よく知られたジュニアシノニム(遅く記載されたため無効な名)に、インドリコテリウム (Indricotherium) とバルキテリウム (Baluchitherium) がある。これらにパラケラテリウムを加えた3属は、1989年ごろまでは別属とみなされていた。
形態
[編集]サイの仲間であるが、角はなく、体格はウマ的でやや細身であり、首と脚が比較的長かった。
かつては頭胴長約8メートル、肩高約5.3メートル、体重30トンとも推測されていたが、後年では体長7.4メートル、肩高4.8メートル、首長2 - 2.5メートル、体重は約11 - 20トンとされている。
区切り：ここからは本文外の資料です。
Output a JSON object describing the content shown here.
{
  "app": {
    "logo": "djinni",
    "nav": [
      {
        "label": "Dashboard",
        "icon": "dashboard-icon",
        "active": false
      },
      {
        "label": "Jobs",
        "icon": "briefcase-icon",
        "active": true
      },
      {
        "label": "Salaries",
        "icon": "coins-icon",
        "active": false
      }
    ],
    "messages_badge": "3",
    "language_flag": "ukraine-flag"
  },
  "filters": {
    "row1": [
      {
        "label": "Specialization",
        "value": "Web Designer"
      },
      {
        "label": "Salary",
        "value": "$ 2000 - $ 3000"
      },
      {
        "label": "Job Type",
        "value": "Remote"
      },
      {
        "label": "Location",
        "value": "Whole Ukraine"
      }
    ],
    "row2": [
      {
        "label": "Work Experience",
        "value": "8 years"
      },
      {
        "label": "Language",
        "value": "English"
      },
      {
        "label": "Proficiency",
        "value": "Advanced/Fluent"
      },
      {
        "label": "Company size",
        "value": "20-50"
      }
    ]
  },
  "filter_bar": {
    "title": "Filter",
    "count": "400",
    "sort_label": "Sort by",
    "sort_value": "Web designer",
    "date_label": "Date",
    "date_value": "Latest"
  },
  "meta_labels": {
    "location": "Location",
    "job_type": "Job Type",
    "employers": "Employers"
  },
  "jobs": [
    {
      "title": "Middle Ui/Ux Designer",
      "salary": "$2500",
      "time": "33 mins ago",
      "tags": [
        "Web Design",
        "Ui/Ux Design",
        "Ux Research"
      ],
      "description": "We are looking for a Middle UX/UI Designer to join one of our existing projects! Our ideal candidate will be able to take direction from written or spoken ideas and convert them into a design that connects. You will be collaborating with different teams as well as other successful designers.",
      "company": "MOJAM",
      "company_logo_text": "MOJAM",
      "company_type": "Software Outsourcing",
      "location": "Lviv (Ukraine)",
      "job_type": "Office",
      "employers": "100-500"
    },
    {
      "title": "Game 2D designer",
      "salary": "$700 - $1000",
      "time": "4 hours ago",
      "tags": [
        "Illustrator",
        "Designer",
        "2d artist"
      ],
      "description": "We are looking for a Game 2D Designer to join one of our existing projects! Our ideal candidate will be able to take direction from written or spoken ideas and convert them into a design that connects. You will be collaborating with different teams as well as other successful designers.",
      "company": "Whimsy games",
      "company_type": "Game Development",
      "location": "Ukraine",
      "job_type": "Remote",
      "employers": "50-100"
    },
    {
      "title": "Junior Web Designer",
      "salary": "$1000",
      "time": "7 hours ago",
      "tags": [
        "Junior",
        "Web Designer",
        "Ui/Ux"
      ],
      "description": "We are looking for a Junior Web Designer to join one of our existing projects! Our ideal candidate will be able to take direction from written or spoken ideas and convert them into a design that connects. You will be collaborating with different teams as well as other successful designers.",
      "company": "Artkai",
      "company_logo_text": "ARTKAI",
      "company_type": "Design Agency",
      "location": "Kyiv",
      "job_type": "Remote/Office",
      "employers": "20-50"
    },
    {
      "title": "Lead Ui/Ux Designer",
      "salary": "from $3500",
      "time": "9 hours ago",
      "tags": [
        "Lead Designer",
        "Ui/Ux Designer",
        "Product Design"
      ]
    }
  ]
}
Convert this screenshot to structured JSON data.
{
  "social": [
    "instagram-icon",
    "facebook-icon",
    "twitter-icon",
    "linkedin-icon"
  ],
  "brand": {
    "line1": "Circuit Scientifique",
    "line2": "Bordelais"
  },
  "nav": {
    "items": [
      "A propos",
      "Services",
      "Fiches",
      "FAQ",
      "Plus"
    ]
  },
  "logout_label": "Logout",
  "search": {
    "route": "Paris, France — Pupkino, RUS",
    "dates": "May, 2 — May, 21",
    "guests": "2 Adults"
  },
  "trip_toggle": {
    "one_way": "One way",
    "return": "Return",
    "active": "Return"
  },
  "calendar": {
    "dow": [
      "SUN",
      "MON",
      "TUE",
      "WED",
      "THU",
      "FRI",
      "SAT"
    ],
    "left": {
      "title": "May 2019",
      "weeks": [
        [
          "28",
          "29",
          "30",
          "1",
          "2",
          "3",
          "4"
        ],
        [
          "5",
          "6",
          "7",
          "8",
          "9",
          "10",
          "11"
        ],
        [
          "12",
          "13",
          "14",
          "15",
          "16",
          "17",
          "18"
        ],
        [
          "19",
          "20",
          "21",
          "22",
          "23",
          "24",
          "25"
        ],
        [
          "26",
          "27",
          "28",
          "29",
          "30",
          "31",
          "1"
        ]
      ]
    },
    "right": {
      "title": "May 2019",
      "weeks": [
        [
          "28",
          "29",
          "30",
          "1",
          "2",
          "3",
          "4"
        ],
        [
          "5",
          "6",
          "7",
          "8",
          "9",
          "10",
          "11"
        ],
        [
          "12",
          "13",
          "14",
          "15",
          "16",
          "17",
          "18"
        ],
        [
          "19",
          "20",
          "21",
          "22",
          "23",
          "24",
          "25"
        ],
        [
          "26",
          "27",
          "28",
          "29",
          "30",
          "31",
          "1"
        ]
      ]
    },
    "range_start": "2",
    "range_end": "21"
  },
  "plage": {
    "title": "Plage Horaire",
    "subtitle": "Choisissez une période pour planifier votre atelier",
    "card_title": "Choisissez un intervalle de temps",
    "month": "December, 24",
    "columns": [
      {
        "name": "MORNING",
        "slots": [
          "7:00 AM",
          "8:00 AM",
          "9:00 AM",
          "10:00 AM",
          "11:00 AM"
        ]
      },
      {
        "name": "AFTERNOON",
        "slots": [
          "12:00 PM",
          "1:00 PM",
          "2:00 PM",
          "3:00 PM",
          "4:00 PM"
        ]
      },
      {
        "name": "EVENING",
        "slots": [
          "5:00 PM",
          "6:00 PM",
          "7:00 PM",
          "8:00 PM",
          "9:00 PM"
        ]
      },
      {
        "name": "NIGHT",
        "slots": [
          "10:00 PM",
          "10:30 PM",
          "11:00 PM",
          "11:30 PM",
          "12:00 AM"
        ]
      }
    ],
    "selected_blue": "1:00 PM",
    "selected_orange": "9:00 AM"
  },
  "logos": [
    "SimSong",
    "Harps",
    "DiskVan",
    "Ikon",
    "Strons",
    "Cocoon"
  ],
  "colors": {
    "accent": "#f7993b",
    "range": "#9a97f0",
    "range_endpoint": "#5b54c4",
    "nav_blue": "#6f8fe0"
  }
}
これらは、肩高5.2メートル、体重22tに達したとされる最大級の長鼻目(ゾウ類)であるナルバダゾウ (Palaeoloxodon namadicus:更新世の南アジアに生息していたナウマンゾウと同属の古代ゾウ)に次ぐ。
頭骨長は約1.3メートルで、体躯に比してやや小さい[1]。
雄の頭骨には骨の肥厚が認められ、縄張りや雌を巡っての儀礼的闘争を行ったとされる[2]。
おそらくは柔軟な上唇を持ち、現生のキリンのように、上顎にある牙状の切歯で高木の小枝や葉をむしり取って食べたと想像される[3]。当時の彼らの生息地域には、餌となる大きな樹木が生い茂っていた。
胴体は前肢が長いため後方に向かってなだらかに傾斜しており、脊柱は空隙などで軽量化された構造になっていた[1][3]。
肢端には3本の趾があり、中央の中指に重心がかかるようになっていた。
生態
[編集]四肢の近位部が長い形態から、巨体に似合わず高速で走れたとも言われる[3][4]。巨体であるが故に沼地などでは足をとられ、そこで死を迎えることも少なくなかったようであり、そうした場所から発見された化石もある[1]。
内温性動物であるがゆえに身体に熱がたまりやすく、高温になる昼間は避け、気温が下がる夜間などに活動していたとする説もある[5]。
身体の大きさから推定しておそらく妊娠期間は2年におよび、1度に1頭のみ出産したとされる。また子供は親の元で数年間養育されたであろうと考えられる。
肉歯類が幼体を襲う程度はあったかもしれないが、その巨体故に、成体にはほとんど天敵はいなかったと推測される。しかし、当時、南アジアなどのパラケラテリウムの生息域の一部には最大で体長10m近くあったとも推測される非常に巨大なワニが生息していたことが化石から確認されており、成体でも病気等で弱った個体などが捕食された可能性がある。
1000万年間近くの長きにわたって繁栄したパラケラテリウムだが、漸新世が終わると共に彼等は絶滅していったようである。ヒマラヤ山脈の造山活動による生息地の環境・気候の変化(乾燥化や寒冷化)、それによる森林の減少、漸新世終結前後にアフリカからユーラシアに進出したゾウ類等の競争相手の出現などといった様々な絶滅要因が考えられ、それらが絡んだ複合的なものかもしれない。大型哺乳動物全般に言えることだが、巨体故の繁殖率の低さは絶滅のリスクをより高めたことだろう。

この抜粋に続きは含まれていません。